Parlin's charge was to do "commercial research"- -to develop data to help the company understand the U.S. consumer market. The goal was to help Curtis's ad salespeople sell ads more effectively in three key magazines: Country Gentleman, Ladies' Home Journal, and Saturday Evening Post.

For Saturday Evening Post, for example, in 1912 Parlin's staffers visited every medium-size and large city in the U.S. In each they buttonholed merchants and asked questions about their sales and their customers. The resulting survey for the first time reported per capita expenditures on dry goods and women's clothing; it also provided hard numbers on costs, turnover and profit in the retail trade. (In this report Parlin wrote that "The Consumer is King" and also declared that woman is a shopper and "a comparer of values.") Parlin's team later surveyed automobiles (1914), food products and household supplies (1914-1917), linoleum (1915), canned soup (1917) and canned beans (1919).

These studies increased advertising revenues for Curtis magazines; they also established commercial fact-finding as a profession and a legitimate business undertaking. In 1916, for example, the United state Rubber Co. established a research department under Paul Nystrom, who taught at the University of Minnesota and later at Columbia University. One year later meat-packer Swift and Co. commissioned L.D.H. Weld, a Yale economist, to develop a commercial research department.

Academe did more than simply contribute experts, and the already thriving advertising industry played a role as well. The Harvard Graduate School of Business established a Bureau of Business Research in 1911, and four years later the National Association of Teachers of Advertising (ultimately part of the American Marketing Association) was formed. Psychologist Walter Dill Scott was NATA's first president, and the second was Paul Cherington, one of the first teachers of marketing at Harvard's Graduate School of Business and also a head of the J. Walter Thompson agency's research department. JWT also was for a while home to John B. Watson, the Harvard psychologist and father of behavioral research.

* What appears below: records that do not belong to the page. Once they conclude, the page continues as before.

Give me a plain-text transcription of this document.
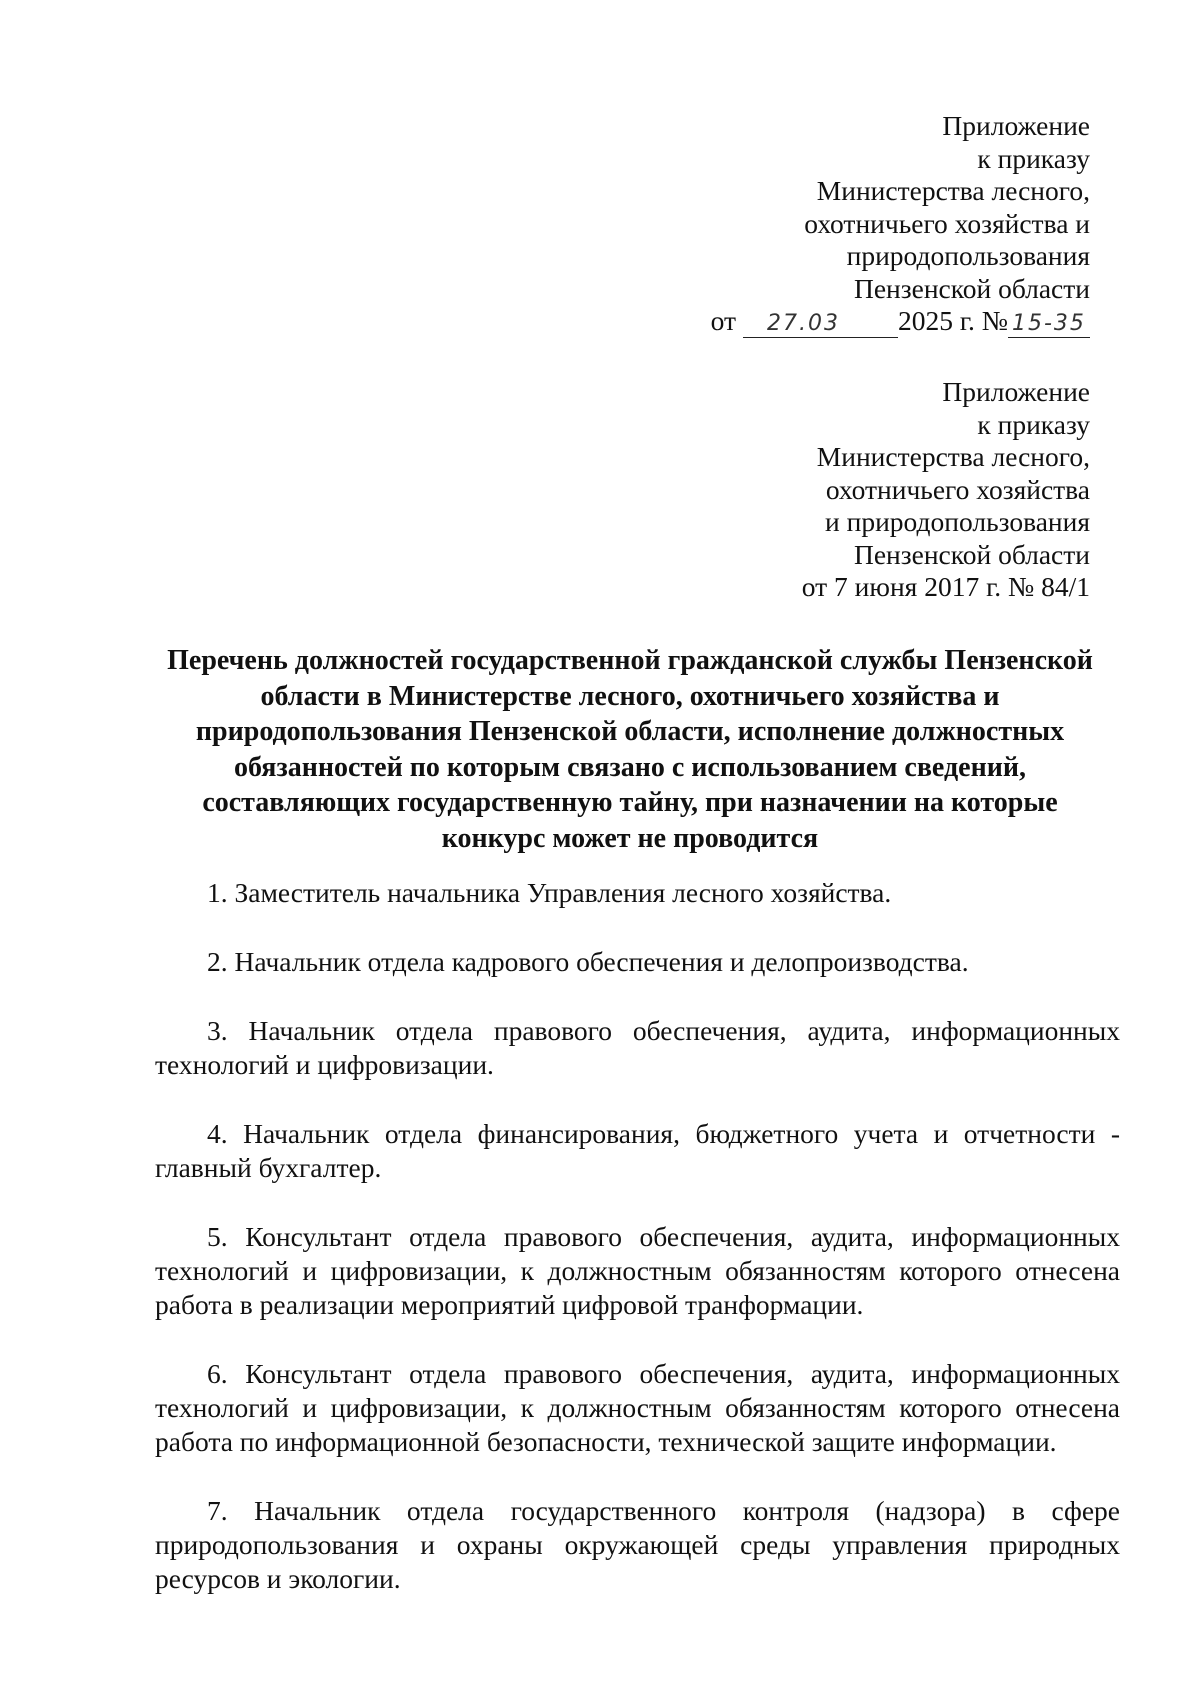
Приложение
к приказу
Министерства лесного,
охотничьего хозяйства и
природопользования
Пензенской области
от 27.03 2025 г. № 15-35
Приложение
к приказу
Министерства лесного,
охотничьего хозяйства
и природопользования
Пензенской области
от 7 июня 2017 г. № 84/1
Перечень должностей государственной гражданской службы Пензенской
области в Министерстве лесного, охотничьего хозяйства и
природопользования Пензенской области, исполнение должностных
обязанностей по которым связано с использованием сведений,
составляющих государственную тайну, при назначении на которые
конкурс может не проводится

1. Заместитель начальника Управления лесного хозяйства.

2. Начальник отдела кадрового обеспечения и делопроизводства.

3. Начальник отдела правового обеспечения, аудита, информационных технологий и цифровизации.

4. Начальник отдела финансирования, бюджетного учета и отчетности - главный бухгалтер.

5. Консультант отдела правового обеспечения, аудита, информационных технологий и цифровизации, к должностным обязанностям которого отнесена работа в реализации мероприятий цифровой транформации.

6. Консультант отдела правового обеспечения, аудита, информационных технологий и цифровизации, к должностным обязанностям которого отнесена работа по информационной безопасности, технической защите информации.

7. Начальник отдела государственного контроля (надзора) в сфере природопользования и охраны окружающей среды управления природных ресурсов и экологии.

Systematically polling the users of products themselves to determine consumer attitudes was introduced in the form of a series of nationwide surveys conducted by psychologists from the Psychological Corp., a company formed in 1921. Its original mission was to develop psychological tests and materials for practicing psychologists. In the process of this work, though, the corporation began to ask consumers' opinions not only about their lives, work and public issues, but also about cars, coffee, and cigarettes.

Nothing symbolized the ascendancy of scientific data sampling more dramatically than the widely reported debacle of the Literary Digest 1936 presidential poll. For 20 years the magazine had successfully forecast election results. In 1936 the Digest sent out more than 10 million ballots to people who had subscribed to a telephone service or owned a car; more than two million returns were tabulated. The result was a fiasco. The survey predicted that the Republican candidate, Alfred M. Landon, would beat Democrat Franklin D. Roosevelt, and it overestimated Landon's vote percentage by some 20 percent. Roosevelt was re-elected in a landslide.

The poor showing by the 1936 Digest poll stemmed from its failure to guard against a biased sample of replies. At that time, telephone subscribers and automobile owners tended to be more affluent and to vote Republican, so less-affluent and less-educated voters were badly underrepresented. In that same election, three polling newcomers using the new scientific methods accurately forecast the result. These were George Gallup's American Institute of Public Opinion, the Fortune Survey, conducted by Cherington and Elmo Roper, and the Crossley Poll, under the direction of Archibald Crossley. All achieved their results by means of personal interviews with small but selected samples of voters- -a model for the scientific data collection and opinion sampling that has characterized the last six decades of market research.